On Saturday, August 29th, there were a few of us who got up when the chickens did, to get our radios and portable antennas ready for a South Texas Hurricane Drill. Some operators chose locations that were pre-set up and air conditioned, others like me chose to “rough it” in the great outdoors without any AC. Fortunately for us, the weather cooperated and it didn’t storm on us, nor did it get as hot as recent days. My van’s thermometer (sitting out there in the sun on black asphalt) got up to 102, but it wasn’t that hot inside our very shaded shelter area. We should have brought a box fan with us, but we didn’t think about that until we were already there and set up.

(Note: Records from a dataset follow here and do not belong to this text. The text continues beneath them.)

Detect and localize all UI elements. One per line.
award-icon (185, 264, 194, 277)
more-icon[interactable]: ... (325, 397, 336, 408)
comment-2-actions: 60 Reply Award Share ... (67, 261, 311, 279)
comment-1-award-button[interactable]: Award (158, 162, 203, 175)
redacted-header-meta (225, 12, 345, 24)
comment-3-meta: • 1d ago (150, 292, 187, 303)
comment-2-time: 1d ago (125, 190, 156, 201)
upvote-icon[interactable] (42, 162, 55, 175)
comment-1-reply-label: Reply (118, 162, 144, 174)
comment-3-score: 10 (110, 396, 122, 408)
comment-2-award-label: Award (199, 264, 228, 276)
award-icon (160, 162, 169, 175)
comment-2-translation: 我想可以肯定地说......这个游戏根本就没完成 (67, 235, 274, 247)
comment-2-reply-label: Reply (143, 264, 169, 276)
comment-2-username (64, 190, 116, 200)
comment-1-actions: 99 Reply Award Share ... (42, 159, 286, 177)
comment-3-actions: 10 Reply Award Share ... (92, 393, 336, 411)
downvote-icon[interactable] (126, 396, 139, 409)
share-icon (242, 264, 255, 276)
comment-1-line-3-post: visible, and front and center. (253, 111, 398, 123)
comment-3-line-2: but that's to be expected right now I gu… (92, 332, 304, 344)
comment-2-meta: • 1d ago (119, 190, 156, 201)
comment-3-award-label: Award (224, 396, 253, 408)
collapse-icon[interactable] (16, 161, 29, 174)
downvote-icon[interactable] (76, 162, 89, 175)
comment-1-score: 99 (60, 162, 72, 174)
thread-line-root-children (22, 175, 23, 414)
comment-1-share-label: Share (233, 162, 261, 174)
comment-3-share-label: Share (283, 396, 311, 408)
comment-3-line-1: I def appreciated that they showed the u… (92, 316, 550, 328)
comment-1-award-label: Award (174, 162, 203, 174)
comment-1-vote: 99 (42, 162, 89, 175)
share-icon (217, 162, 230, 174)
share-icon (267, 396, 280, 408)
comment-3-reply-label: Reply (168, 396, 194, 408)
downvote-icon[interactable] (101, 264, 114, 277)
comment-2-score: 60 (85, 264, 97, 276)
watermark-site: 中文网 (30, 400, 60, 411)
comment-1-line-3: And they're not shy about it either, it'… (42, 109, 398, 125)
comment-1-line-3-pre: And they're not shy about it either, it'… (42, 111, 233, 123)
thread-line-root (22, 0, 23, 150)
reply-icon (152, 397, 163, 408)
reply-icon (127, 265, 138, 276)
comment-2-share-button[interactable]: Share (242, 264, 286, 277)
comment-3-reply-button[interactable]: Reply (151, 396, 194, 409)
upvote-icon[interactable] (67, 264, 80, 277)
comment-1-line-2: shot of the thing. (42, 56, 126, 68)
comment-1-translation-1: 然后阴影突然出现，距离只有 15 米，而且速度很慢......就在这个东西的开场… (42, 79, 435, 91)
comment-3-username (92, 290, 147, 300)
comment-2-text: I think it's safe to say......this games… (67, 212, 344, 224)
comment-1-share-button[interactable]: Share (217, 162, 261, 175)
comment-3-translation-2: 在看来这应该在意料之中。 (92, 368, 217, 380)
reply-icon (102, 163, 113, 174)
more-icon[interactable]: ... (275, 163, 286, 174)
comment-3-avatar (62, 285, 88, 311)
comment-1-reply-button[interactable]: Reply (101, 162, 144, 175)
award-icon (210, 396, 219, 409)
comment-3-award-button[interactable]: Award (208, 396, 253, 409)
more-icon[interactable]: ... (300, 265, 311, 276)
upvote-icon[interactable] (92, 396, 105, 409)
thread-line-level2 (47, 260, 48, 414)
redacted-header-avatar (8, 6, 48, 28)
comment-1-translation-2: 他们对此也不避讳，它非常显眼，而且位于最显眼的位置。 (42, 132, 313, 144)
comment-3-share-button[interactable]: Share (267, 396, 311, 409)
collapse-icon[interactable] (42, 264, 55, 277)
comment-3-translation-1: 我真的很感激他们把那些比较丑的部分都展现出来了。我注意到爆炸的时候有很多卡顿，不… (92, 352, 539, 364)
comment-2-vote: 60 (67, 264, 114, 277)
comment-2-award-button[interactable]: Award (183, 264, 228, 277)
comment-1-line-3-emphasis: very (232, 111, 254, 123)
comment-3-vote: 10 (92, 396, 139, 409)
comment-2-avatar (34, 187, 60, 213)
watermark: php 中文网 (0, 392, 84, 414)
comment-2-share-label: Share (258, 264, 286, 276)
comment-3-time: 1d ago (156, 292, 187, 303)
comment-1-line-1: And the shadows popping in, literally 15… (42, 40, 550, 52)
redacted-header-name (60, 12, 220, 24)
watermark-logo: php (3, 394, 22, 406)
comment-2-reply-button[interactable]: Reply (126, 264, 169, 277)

Hill Country REACT Team was tasked with staffing the state rest area located on west bound IH-10 at the 619 mile marker. To convert that description into plain English, this was the last major rest stop on IH-10 for folks coming west from Houston or the coast, prior to Seguin or even San Antonio, TX. This rest stop has been used in previous (actual) evacuations to monitor traffic flow on the interstate, so that emergency officials (primarly in San Antonio) could be given advance notice of mass arrivals. We only truly needed to run 2 meters VHF capability here, but we experimented with a couple of HF antennas as well.
Today, three members (Lee N5NTG, Gary K5GST, Ray KE5KHN) of our REACT Team set up as part of a much larger drill, a drill that saw at least 2 ARES groups, our REACT Team, the Bexar Operators Group, South TX Navy-Marine Corps MARS, an Army MARS station, 2 National Weather Service Offices, multiple county EOC’s both near SA and down by the coast, etc.